Calor, seca e incêndios preocupam no Brasil
As previsões apontam para uma grande possibilidade de temperaturas acima da média em boa parte do território brasileiro.
Ondas de calor prolongadas representam uma preocupação principalmente para grupos mais vulneráveis, entre eles idosos, pessoas doentes e moradores de áreas com infraestrutura precária.
Na Amazônia, a combinação de altas temperaturas e redução das chuvas aumenta a possibilidade de incêndios. Ane Alencar, diretora de Ciência do Instituto de Pesquisa Ambiental da Amazônia (Ipam), ressalta, entretanto, que as queimadas estão relacionadas principalmente à ação humana.
“Uma coisa importante nessa equação e nesse contexto é que o fogo não inicia sozinho na Amazônia. É muito raro a gente ter um fogo que começa sozinho, principalmente no auge da época seca”, explica.
Impactos do fenômeno já são registrados pelo mundo
As consequências do El Niño também podem ser observadas em diferentes partes do planeta.
Na Indonésia, a diminuição das chuvas contribui para o aumento dos incêndios florestais. A área atingida pelo fogo já ultrapassou a registrada durante o último El Niño, levando até mesmo ao resgate de orangotangos ameaçados de extinção.
Na China, fortes enchentes provocaram alagamentos. Já na América do Sul, nevascas bloquearam a estrada andina que conecta o Cone Sul ao Oceano Pacífico, deixando milhares de caminhões parados durante semanas.
Os efeitos também podem atingir a economia mundial.
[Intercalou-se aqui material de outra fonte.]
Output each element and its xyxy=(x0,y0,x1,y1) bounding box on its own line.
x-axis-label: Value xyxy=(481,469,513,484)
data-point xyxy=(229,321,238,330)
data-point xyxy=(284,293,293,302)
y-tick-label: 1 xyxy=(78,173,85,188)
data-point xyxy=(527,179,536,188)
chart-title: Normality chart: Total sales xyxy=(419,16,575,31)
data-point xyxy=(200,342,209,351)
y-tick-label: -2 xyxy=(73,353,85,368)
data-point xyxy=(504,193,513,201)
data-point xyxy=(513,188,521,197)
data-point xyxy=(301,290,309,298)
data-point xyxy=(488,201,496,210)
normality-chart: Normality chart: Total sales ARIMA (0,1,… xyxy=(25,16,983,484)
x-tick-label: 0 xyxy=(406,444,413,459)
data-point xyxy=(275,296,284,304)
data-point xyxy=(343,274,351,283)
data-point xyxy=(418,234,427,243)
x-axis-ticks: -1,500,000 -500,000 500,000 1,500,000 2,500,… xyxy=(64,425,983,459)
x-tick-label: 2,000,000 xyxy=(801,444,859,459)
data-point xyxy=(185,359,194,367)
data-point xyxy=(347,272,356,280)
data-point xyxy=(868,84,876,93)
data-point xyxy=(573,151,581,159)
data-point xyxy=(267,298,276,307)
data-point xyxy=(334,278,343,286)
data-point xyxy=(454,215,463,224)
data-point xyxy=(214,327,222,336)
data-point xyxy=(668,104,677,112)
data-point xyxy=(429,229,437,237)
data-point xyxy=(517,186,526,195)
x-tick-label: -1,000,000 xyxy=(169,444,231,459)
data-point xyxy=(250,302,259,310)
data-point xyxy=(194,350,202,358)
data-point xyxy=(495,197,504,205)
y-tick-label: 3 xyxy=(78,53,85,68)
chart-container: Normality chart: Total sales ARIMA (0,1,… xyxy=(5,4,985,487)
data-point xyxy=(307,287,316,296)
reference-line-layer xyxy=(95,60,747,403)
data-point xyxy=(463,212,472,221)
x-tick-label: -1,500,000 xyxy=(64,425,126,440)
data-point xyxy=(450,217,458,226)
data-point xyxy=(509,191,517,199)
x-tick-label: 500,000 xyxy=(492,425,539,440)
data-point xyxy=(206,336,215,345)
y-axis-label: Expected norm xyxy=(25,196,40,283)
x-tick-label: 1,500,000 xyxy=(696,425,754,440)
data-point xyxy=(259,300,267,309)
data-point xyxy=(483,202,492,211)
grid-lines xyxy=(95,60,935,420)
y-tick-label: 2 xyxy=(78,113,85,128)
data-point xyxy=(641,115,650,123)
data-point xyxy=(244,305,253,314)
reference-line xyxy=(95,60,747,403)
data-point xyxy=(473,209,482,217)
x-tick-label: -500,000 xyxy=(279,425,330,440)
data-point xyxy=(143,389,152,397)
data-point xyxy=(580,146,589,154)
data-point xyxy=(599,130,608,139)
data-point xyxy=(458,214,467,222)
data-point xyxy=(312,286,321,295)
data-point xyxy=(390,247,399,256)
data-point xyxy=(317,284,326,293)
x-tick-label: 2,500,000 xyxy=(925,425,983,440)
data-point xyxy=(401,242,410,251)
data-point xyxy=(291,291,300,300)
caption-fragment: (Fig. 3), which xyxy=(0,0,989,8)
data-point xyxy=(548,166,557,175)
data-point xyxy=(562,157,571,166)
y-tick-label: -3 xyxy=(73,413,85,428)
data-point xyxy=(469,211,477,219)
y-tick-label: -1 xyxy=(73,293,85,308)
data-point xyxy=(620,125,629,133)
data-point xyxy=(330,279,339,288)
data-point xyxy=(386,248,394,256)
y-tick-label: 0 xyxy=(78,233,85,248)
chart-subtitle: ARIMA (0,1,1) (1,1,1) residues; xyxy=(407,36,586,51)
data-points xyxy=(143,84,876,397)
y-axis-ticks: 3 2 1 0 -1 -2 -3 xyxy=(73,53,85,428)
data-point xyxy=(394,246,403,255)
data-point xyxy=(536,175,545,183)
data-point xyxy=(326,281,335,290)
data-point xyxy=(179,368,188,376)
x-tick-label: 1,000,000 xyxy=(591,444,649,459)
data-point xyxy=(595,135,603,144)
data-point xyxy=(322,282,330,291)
Quando eventos extremos ocorrem simultaneamente em regiões importantes para a produção de alimentos, podem surgir problemas de abastecimento, aumento dos preços e prejuízos que chegam a trilhões de dólares.
Tecnologia ajuda a antecipar deslizamentos
Além de acompanhar o El Niño, a ciência também busca desenvolver mecanismos capazes de identificar riscos antes que novos desastres aconteçam.
O professor Clódis de Oliveira Andrades Filho, da Universidade Federal do Rio Grande do Sul (UFRGS), participou do levantamento de mais de 17 mil deslizamentos registrados após as chuvas de 2024.
Atualmente, pesquisadores utilizam drones equipados com sensores para procurar sinais de instabilidade no solo, inclusive em áreas cobertas por vegetação.
Na propriedade do agricultor Artemim Cruz, um inclinômetro foi instalado para acompanhar possíveis movimentações do terreno. O aparelho envia alertas por SMS para a Defesa Civil e o Corpo de Bombeiros quando identifica alterações acima dos parâmetros estabelecidos.
Artemim conta que percebeu sinais de instabilidade antes que um deslizamento destruísse seu parreiral.
“A barreira já mostrou antes, já tava rachando aqui, já tava tudo rachando o solo antes”, relata.
Mesmo depois do ocorrido, o agricultor mantém a atenção durante os períodos de chuva.
“A gente durante o dia fica caminhando aí pra não ver se o solo tá mexendo, né? Porque não tem o que fazer, tem que ficar atento, né?”, afirma.
Para os pesquisadores, unir tecnologia, monitoramento e educação pode ajudar a diminuir os riscos e evitar mortes. Segundo Clódis, é fundamental orientar as comunidades para que consigam reconhecer sinais de instabilidade e agir rapidamente.
“Ciência, tecnologia, educação, monitoramento com sensores e informação — ensinar a comunidade a aprender qual é o sinal que essa terra tá dando, que ela tá se desestabilizando — pra que a própria comunidade consiga agir com mais velocidade quando for necessário.”